戦いに加わらないよう、銀時は○○を眠らせた。
にもかかわらず、第一線へと参じている。
「なんで毎回ボディブローなんだよ」
紅蜘蛛党に乗り込んだ際も、○○は腹に強烈な打撃を食らって落とされた。
「他にやり方ってもんがあんだろ」
その剣幕には、一緒に出て行くと言っていた、しおらしい顔はどこにもない。
「○○さんは逃がしたって、やっぱり嘘だったんですね」
場所は『スナックお登勢』。
新八と神楽、キャサリンとたまの姿もそこにあった。
銀時は一人で戦うつもりだと、彼等も勘づいていた。
合流した新八は、銀時と共に○○がいないことに疑問を持った。
問われた銀時は、一人で街を出るように説得したと嘘を吐いた。
説得などされるはずがない。
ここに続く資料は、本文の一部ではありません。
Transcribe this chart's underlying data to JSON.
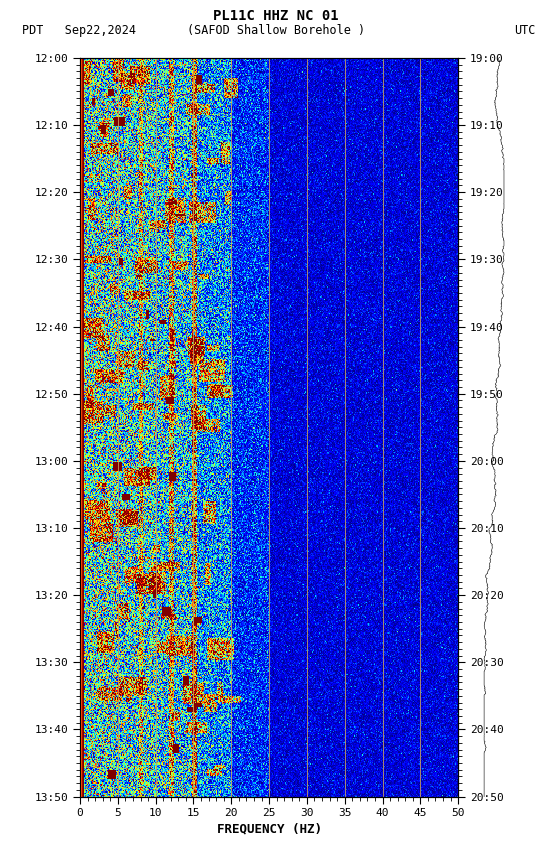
{
  "title_line1": "PL11C HHZ NC 01",
  "title_line2_left": "PDT   Sep22,2024      (SAFOD Shallow Borehole )",
  "title_line2_right": "UTC",
  "left_time_labels": [
    "12:00",
    "12:10",
    "12:20",
    "12:30",
    "12:40",
    "12:50",
    "13:00",
    "13:10",
    "13:20",
    "13:30",
    "13:40",
    "13:50"
  ],
  "right_time_labels": [
    "19:00",
    "19:10",
    "19:20",
    "19:30",
    "19:40",
    "19:50",
    "20:00",
    "20:10",
    "20:20",
    "20:30",
    "20:40",
    "20:50"
  ],
  "xlabel": "FREQUENCY (HZ)",
  "freq_min": 0,
  "freq_max": 50,
  "freq_ticks": [
    0,
    5,
    10,
    15,
    20,
    25,
    30,
    35,
    40,
    45,
    50
  ],
  "freq_gridlines": [
    5,
    10,
    15,
    20,
    25,
    30,
    35,
    40,
    45
  ],
  "n_time_steps": 660,
  "n_freq_bins": 500,
  "background_color": "#ffffff",
  "colormap": "jet",
  "gridline_color": "#C8A060",
  "left_border_color": "#FF4500",
  "vmin": 0.0,
  "vmax": 0.55
}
○○の想いは、自分達と同じはずだから。
「なんでこんなすぐ気づいてんだよ」
銀時は息を吐く。
○○は、数日は眠っているはずだった。
気づいた時には、騒動は全て収束しているはずだった。
「お登勢さんが起こしてくれた」
実際には、黒駒勝男。
銀時はお登勢と○○のことを勝男に頼んで街へと戻った。
「あのババア、いつから狸寝入りしてやがったんだ」
病室を出る直前、意識を回復したお登勢は銀時に言葉をかけた。
だが、随分前から、銀時と○○の会話から、聞いていたのだろう。
○○の想いを汲み取って、○○を銀時の元へと向かわせた。
日が昇ると同時に、○○は街へと走り出した。